A cybersecurity shortage?
Results of an international survey conducted in August 2021 by Enterprise Strategy Group (ESG) for ISSA (Information System Security Association), among 489 IT and cyber security professionals speak for themselves:
- 95% of respondents believe the cyber security skills gap has not been filled
- 44% believe it has become worse
- 57% of companies say they are affected by the shortage of skilled cyber security workers
The reason behind these results are to find behind the fact that cybersecurity is often seen as a technical sector. Profiles are therefore concentrated in IT, whereas company needs are varied: governance, organizational, and business skills are sought after in the sector. This makes the technical prism of the sector too limiting compared to the needs.
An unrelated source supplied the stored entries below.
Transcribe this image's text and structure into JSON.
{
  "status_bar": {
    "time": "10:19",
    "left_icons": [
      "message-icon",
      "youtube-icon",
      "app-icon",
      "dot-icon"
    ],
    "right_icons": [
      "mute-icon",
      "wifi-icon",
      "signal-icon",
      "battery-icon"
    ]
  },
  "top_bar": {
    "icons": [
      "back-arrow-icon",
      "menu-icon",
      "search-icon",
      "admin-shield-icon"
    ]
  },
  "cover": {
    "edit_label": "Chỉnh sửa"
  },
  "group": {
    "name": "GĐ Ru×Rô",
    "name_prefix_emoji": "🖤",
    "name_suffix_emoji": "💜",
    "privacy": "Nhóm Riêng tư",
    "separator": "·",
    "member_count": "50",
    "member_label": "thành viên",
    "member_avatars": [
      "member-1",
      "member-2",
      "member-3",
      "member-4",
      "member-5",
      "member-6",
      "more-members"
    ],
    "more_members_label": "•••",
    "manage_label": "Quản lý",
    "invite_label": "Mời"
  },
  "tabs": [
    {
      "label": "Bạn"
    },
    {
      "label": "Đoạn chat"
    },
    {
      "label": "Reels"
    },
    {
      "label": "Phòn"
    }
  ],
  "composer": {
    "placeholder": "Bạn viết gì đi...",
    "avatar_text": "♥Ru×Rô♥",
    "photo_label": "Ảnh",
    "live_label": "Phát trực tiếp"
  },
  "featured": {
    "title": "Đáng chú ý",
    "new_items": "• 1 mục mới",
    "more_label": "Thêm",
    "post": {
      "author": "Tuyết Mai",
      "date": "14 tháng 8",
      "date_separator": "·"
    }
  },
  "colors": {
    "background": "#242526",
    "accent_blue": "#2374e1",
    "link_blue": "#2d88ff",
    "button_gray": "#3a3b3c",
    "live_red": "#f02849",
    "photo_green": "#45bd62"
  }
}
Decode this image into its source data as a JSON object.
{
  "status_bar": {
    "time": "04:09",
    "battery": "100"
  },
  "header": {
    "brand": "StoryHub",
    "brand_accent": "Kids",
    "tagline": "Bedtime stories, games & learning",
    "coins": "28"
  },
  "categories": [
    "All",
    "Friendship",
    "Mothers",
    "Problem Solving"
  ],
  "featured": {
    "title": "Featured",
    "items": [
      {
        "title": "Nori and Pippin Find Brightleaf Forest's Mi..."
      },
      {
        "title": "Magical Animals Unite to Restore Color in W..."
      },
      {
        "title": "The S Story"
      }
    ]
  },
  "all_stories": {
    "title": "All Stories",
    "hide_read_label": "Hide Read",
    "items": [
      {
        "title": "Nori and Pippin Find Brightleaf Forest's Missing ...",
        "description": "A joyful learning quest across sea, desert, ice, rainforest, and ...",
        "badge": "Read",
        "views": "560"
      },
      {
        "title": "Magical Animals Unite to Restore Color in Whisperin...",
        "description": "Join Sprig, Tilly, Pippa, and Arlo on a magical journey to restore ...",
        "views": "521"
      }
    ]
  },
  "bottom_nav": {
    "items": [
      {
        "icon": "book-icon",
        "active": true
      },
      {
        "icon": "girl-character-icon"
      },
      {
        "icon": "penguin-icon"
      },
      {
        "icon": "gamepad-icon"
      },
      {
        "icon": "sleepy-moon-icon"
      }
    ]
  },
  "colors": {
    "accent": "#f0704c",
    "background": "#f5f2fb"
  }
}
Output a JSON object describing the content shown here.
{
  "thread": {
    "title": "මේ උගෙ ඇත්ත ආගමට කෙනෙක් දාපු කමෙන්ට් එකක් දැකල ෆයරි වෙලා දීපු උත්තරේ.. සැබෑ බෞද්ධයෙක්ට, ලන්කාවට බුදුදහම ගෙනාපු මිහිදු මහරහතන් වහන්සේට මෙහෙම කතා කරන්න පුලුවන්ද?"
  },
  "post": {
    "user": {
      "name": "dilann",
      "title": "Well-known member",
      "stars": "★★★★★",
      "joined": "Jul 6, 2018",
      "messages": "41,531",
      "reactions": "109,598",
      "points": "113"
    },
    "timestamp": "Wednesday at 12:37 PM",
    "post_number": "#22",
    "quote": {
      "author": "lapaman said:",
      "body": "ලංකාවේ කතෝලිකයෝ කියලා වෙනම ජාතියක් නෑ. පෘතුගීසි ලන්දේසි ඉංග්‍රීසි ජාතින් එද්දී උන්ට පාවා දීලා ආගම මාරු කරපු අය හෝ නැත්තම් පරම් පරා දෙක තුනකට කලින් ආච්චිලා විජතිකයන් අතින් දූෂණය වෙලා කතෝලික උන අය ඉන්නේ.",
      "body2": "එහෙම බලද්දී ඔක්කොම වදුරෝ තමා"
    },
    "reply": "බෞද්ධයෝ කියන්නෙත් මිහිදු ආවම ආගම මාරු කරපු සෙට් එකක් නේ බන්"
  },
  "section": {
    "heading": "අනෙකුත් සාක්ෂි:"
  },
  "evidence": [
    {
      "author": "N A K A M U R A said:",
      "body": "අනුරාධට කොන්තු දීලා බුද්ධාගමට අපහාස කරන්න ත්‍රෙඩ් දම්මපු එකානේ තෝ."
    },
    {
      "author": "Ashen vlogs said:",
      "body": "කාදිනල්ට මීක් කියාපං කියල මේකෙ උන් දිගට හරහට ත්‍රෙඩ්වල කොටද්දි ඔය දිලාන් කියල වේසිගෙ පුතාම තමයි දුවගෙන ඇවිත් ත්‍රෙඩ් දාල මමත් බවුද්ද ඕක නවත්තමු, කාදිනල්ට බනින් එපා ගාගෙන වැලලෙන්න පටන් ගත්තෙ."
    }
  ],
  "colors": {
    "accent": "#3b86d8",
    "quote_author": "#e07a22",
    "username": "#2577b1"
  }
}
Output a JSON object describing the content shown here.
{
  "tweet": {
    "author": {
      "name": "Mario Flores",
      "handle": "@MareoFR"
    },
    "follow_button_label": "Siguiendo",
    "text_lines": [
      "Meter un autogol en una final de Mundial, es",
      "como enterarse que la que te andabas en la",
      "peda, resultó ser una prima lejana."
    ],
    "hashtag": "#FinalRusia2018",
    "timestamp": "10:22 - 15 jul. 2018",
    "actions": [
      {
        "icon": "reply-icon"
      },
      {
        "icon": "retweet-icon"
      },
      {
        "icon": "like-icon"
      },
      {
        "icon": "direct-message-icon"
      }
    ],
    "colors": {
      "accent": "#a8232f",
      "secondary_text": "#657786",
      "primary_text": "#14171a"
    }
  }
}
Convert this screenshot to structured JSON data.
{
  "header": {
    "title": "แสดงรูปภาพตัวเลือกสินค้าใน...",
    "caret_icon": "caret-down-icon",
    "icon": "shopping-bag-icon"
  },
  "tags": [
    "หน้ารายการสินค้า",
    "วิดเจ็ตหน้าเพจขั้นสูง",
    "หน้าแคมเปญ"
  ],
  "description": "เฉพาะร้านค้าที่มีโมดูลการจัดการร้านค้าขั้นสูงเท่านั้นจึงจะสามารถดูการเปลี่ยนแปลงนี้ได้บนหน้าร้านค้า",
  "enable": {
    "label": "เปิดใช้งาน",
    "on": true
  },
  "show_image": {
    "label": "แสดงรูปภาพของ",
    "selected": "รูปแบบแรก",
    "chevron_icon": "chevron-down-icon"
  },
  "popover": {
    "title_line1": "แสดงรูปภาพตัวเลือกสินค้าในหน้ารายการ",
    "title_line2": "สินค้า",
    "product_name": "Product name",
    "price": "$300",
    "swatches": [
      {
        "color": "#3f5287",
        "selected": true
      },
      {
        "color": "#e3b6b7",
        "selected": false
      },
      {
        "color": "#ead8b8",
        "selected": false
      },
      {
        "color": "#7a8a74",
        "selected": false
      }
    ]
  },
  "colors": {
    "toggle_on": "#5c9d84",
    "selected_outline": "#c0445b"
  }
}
In addition, training for excellence in IT security implies mastering many technical skills. This makes the training of experts a long process which cannot be shortened without risking a quality loss in the education provided. Finding professors with sufficient experience to design practical tutorials has become a problem too.
A study by the International Systems Security Certification Consortium also found gender diversity to be nonexistent in the cybersecurity sector. Indeed, according to the research, women only account for 11% of the workforce in cybersecurity. Stereotypes also tend to persist, according to the same study. One out of three women interviewed associates IT security professionals with "geeks".
In a context of talent shortage such as it exists today in cybersecurity, feminization represents an undeniable opportunity. Attracting women to so-called "male" professions remains a challenge that companies, public authorities and the world of education must urgently address.
If companies can’t find the profiles they are looking for in mass recruitment processes, they may want to retrain existing employees to cybersecurity. Apart from saving on a time-consuming recruiting process, focusing on retraining may motivate in-house employees by increasing their skills and increase their loyalty to the company.
With technology being increasingly integrated into our lives, cyber risks are becoming more common and diverse. This encourages the private and public sectors to invest in improving cyber protection measures which must support the training of cybersecurity professionals to bring this shortage to an end.